Nous sommes à une époque où tout un chacun discute, remet en question ou même conteste des méthodes aussi validées scientifiquement et éprouvées que les vaccinations. C'est dans l'air du temps : des groupes d'influence anti-vaccins se sont constitués et, qui plus est, comptent dans leurs rangs des professionnels de santé, dont des médecins. Les vaccins sont accusés de tous les maux, y compris celui de ne pas être efficaces. On a le droit de douter de tout, mais il faut quand même faire preuve de sérieux. C'est par la vaccination que la variole, la poliomyélite antérieure aiguë et la diphtérie ont pu disparaître de France après avoir donné des épidémies ravageuses. C'est aussi par elle que tétanos et rougeole ont si efficacement régressé. Comment peut-on encore douter de leur intérêt ?

Ce désamour s'est intensifié du fait d'erreurs de communication au sujet du vaccin contre l'hépatite B et du vaccin antigrippal. Il vient également de courants d'inspiration écologique qui considèrent que l'individu en bonne santé, par hypothèse immunocompétent, n'a pas besoin de vaccins et doit au contraire faire son immunité naturellement, sans stimulation.

Au sujet des vaccins les plus contestés, le vaccin anti-hépatite B est très efficace, bien toléré et n'a jamais été scientifiquement rendu coupable de favoriser une sclérose en plaques. Son rapport bénéfices sur risques est tout à fait excellent, tant à l'échelle individuelle qu'à celle de la population. On pourrait prendre bien d'autres exemples.

Il est non seulement déraisonnable, mais vraiment dangereux de contester l'intérêt des vaccins aujourd'hui. Bien sûr, il y aura toujours des effets secondaires et parfois très sérieux. Mais le risque fait partie intégrante de toute thérapeutique préventive ou curative. On travaille en permanence à s'efforcer de le réduire au maximum.

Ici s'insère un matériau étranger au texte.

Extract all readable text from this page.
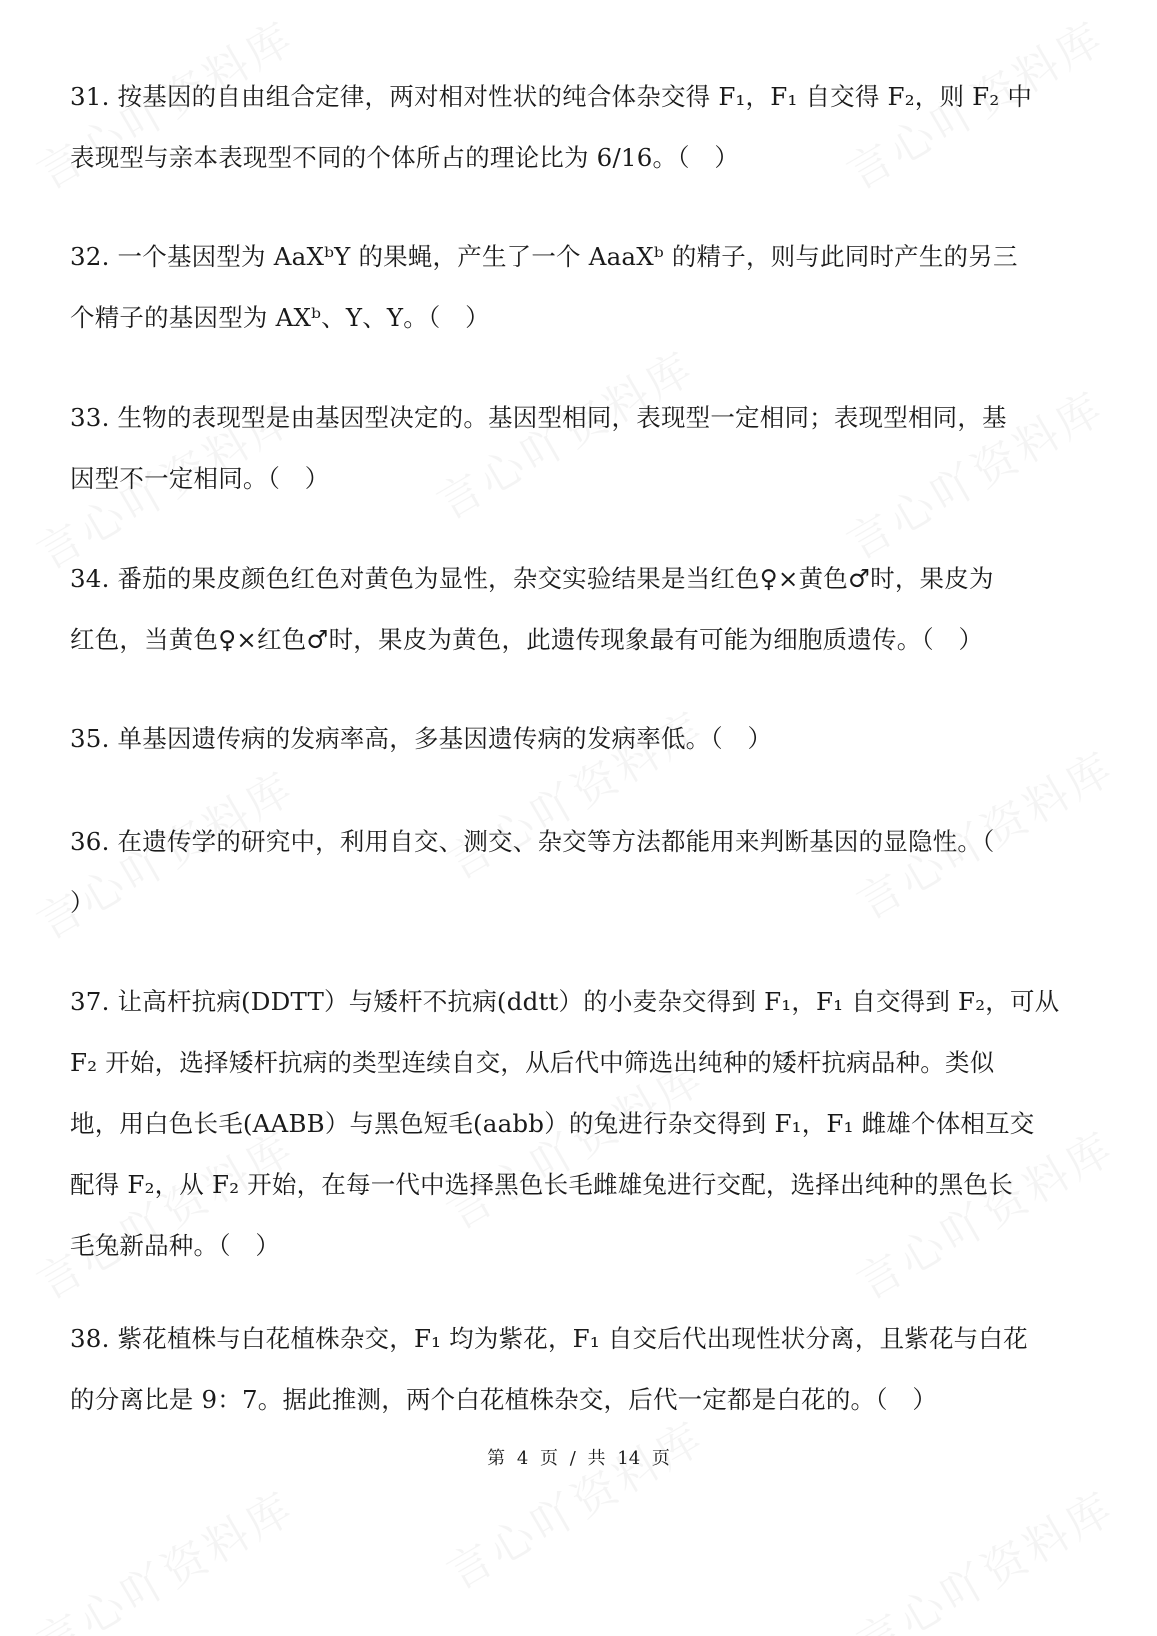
31. 按基因的自由组合定律，两对相对性状的纯合体杂交得 F₁，F₁ 自交得 F₂，则 F₂ 中

表现型与亲本表现型不同的个体所占的理论比为 6/16。（　）

32. 一个基因型为 AaXᵇY 的果蝇，产生了一个 AaaXᵇ 的精子，则与此同时产生的另三

个精子的基因型为 AXᵇ、Y、Y。（　）

33. 生物的表现型是由基因型决定的。基因型相同，表现型一定相同；表现型相同，基

因型不一定相同。（　）

34. 番茄的果皮颜色红色对黄色为显性，杂交实验结果是当红色♀×黄色♂时，果皮为

红色，当黄色♀×红色♂时，果皮为黄色，此遗传现象最有可能为细胞质遗传。（　）

35. 单基因遗传病的发病率高，多基因遗传病的发病率低。（　）

36. 在遗传学的研究中，利用自交、测交、杂交等方法都能用来判断基因的显隐性。（

）

37. 让高杆抗病(DDTT）与矮杆不抗病(ddtt）的小麦杂交得到 F₁，F₁ 自交得到 F₂，可从

F₂ 开始，选择矮杆抗病的类型连续自交，从后代中筛选出纯种的矮杆抗病品种。类似

地，用白色长毛(AABB）与黑色短毛(aabb）的兔进行杂交得到 F₁，F₁ 雌雄个体相互交

配得 F₂，从 F₂ 开始，在每一代中选择黑色长毛雌雄兔进行交配，选择出纯种的黑色长

毛兔新品种。（　）

38. 紫花植株与白花植株杂交，F₁ 均为紫花，F₁ 自交后代出现性状分离，且紫花与白花

的分离比是 9：7。据此推测，两个白花植株杂交，后代一定都是白花的。（　）

第 4 页 / 共 14 页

La majorité des Français s'estiment "bien renseignés" sur le vaccin, pourtant ce sondage semble prétendre l'inverse. N'y a-t' il que des risques individuels à ne pas se faire vacciner ? Pourquoi ?

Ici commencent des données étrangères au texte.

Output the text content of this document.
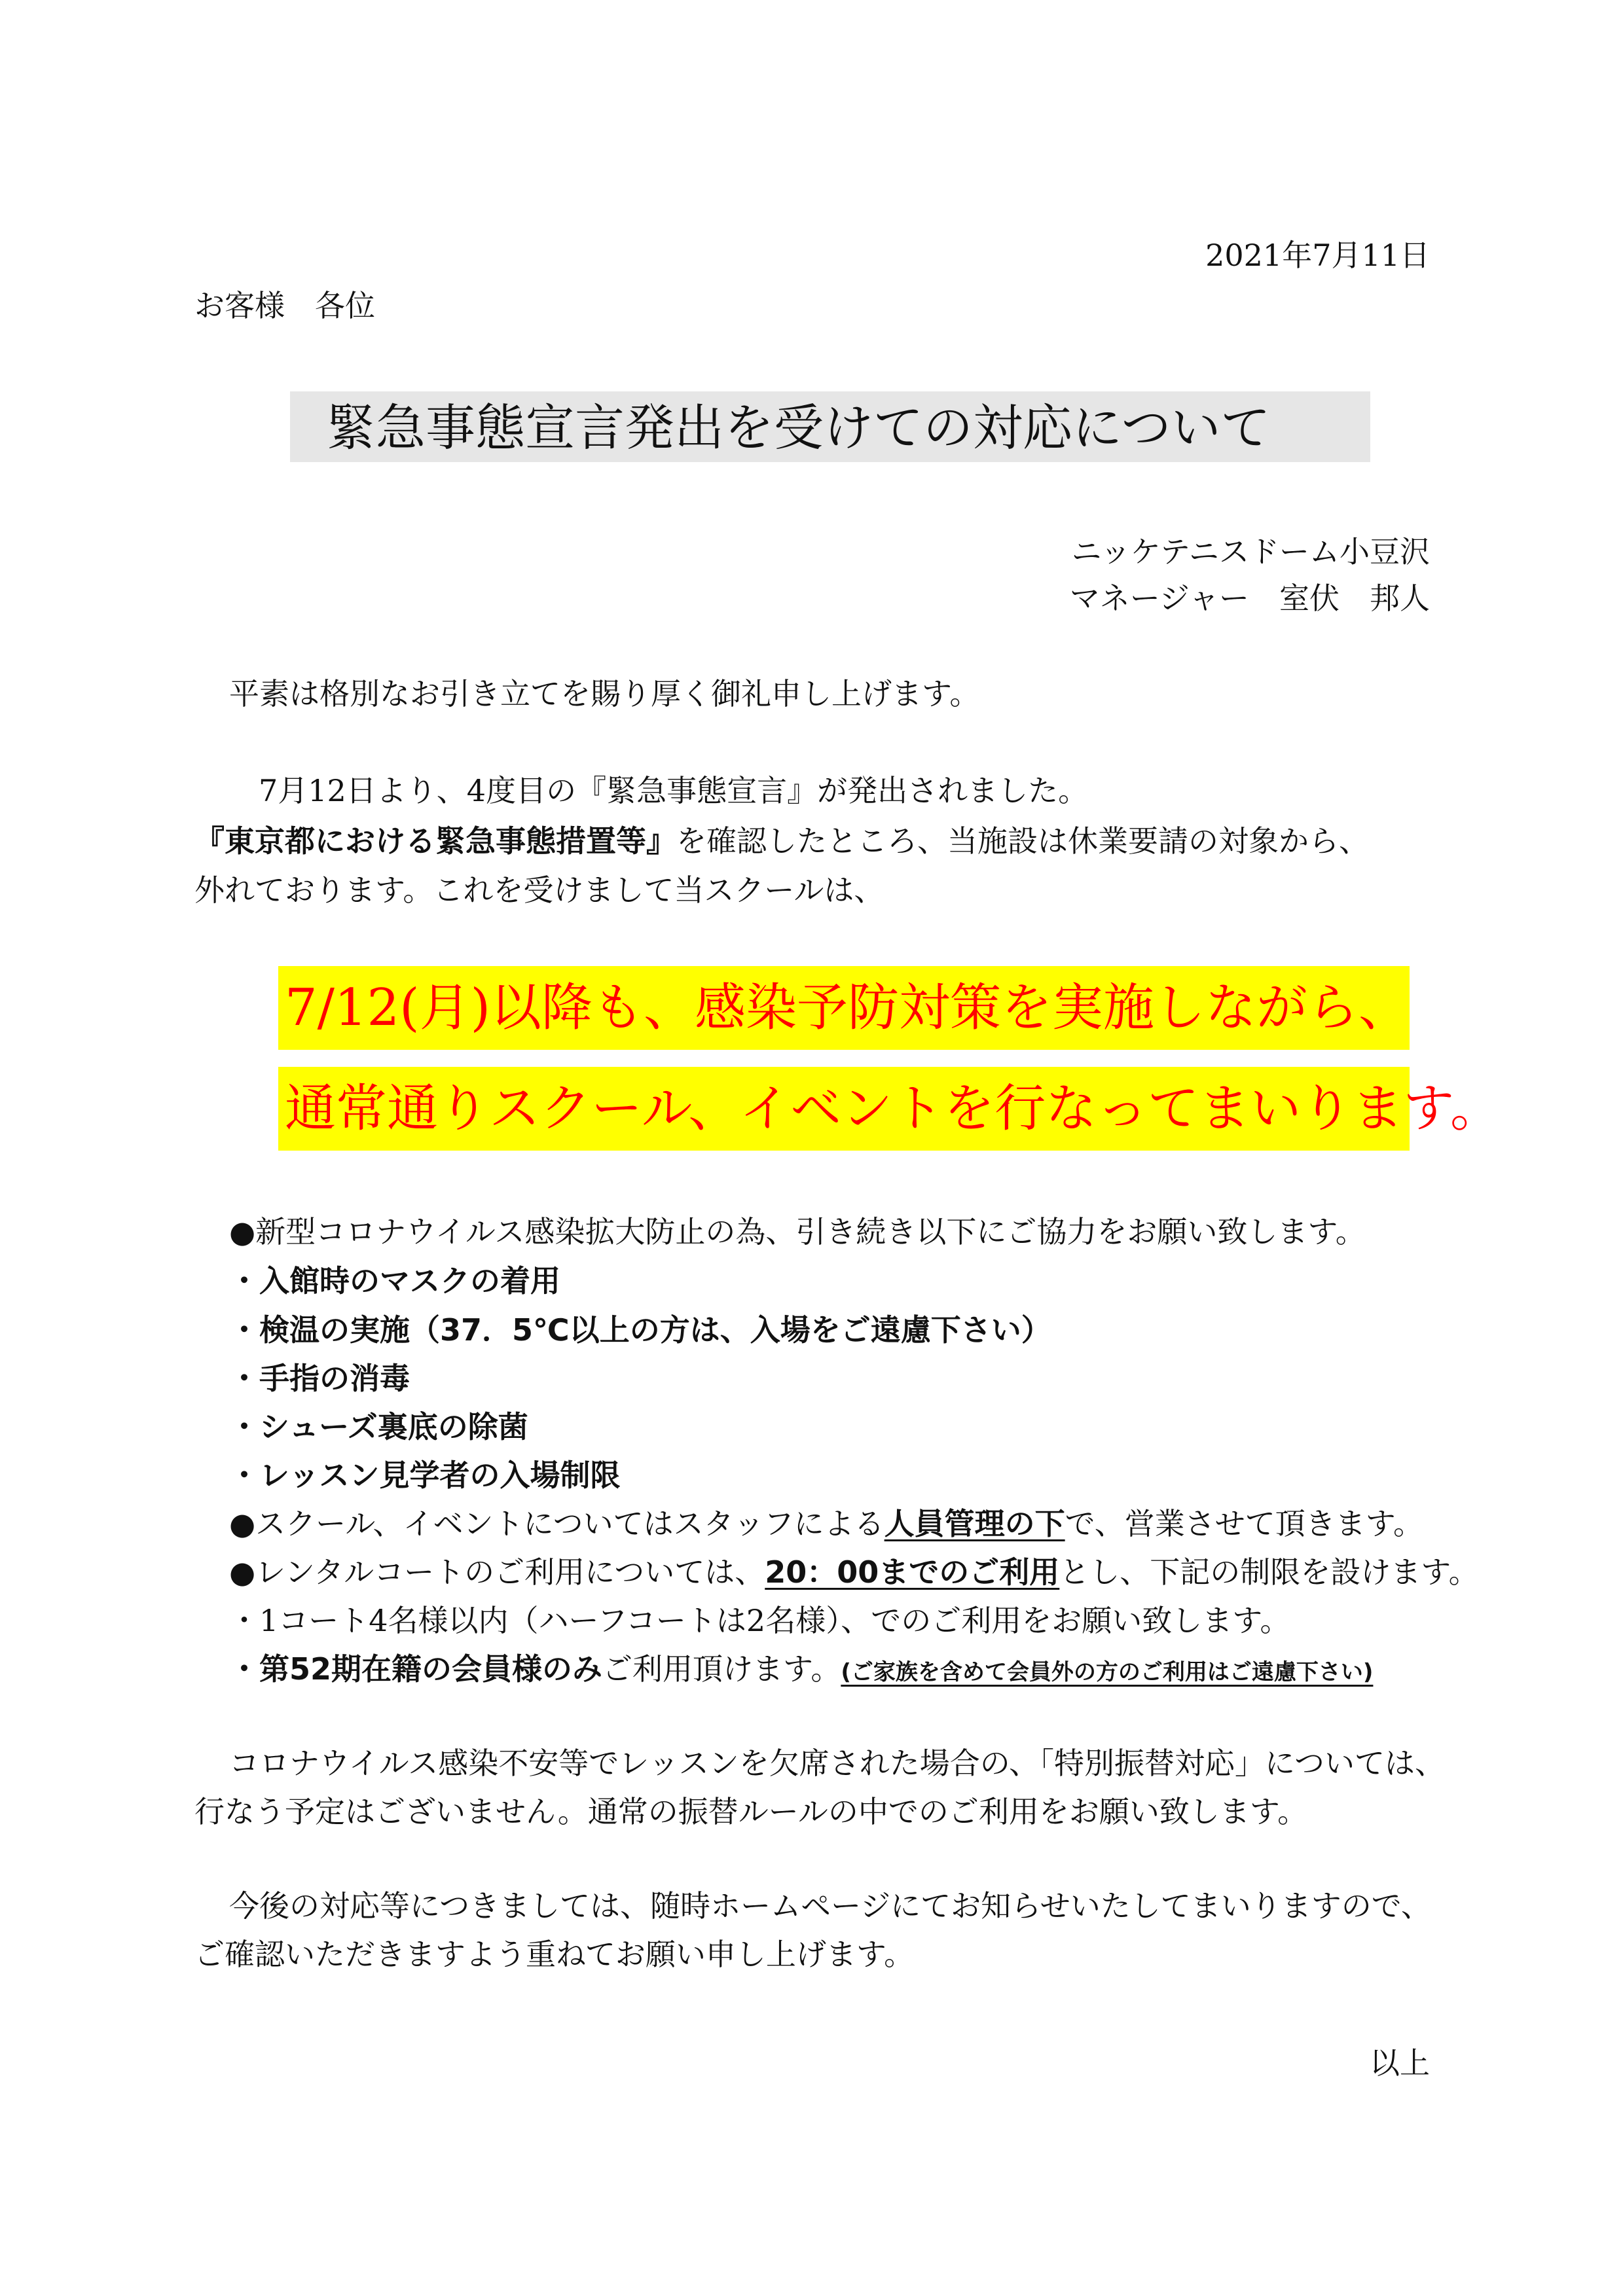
2021年7月11日
お客様　各位
緊急事態宣言発出を受けての対応について
ニッケテニスドーム小豆沢
マネージャー　室伏　邦人
平素は格別なお引き立てを賜り厚く御礼申し上げます。
7月12日より、4度目の『緊急事態宣言』が発出されました。
『東京都における緊急事態措置等』を確認したところ、当施設は休業要請の対象から、
外れております。これを受けまして当スクールは、
7/12(月)以降も、感染予防対策を実施しながら、
通常通りスクール、イベントを行なってまいります。
●新型コロナウイルス感染拡大防止の為、引き続き以下にご協力をお願い致します。
・入館時のマスクの着用
・検温の実施（37．5℃以上の方は、入場をご遠慮下さい）
・手指の消毒
・シューズ裏底の除菌
・レッスン見学者の入場制限
●スクール、イベントについてはスタッフによる人員管理の下で、営業させて頂きます。
●レンタルコートのご利用については、20：00までのご利用とし、下記の制限を設けます。
・1コート4名様以内（ハーフコートは2名様）、でのご利用をお願い致します。
・第52期在籍の会員様のみご利用頂けます。(ご家族を含めて会員外の方のご利用はご遠慮下さい)
コロナウイルス感染不安等でレッスンを欠席された場合の、「特別振替対応」については、
行なう予定はございません。通常の振替ルールの中でのご利用をお願い致します。
今後の対応等につきましては、随時ホームページにてお知らせいたしてまいりますので、
ご確認いただきますよう重ねてお願い申し上げます。
以上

Il est très difficile pour tout un chacun qui n'est pas de profession sanitaire ni scientifique de s'y retrouver dans le foisonnement des informations qui circulent sur internet. Il faudrait déjà savoir effectuer une requête sérieuse et fiable avec un moteur de recherche, c'est-à-dire une requête en mode avancé avec des paramètres fixés judicieusement. En France, l'Institut national de prévention et d'éducation pour la santé (INPES) est le site de référence pour les vaccinations. Les informations sont neutres, valides et actualisées. Il s'y trouve de nombreux documents.

Les risques à ne pas se faire vacciner sont à la fois individuels, familiaux et collectifs. Les vaccins contre la coqueluche, la rougeole et la grippe, pour citer les plus typiques, sont indiqués pour protéger des sujets à risque, non seulement en les vaccinant, mais aussi en vaccinant leur entourage qui est plus réceptif au vaccin, car immunocompétent. C'est vrai au sujet des établissements de santé ainsi que des établissements médico-sociaux et des familles. Sur le plan des populations, la vaccination de masse peut permettre, dans certaines conditions, de réduire suffisamment la circulation d'un virus ou d'une bactérie pour faire régresser nettement l'incidence (nombre de nouveaux cas par unité de temps dans une population donnée) et la prévalence (nombre de cas à un moment donné dans une population donnée) d'une maladie infectieuse dont le réservoir est uniquement humain.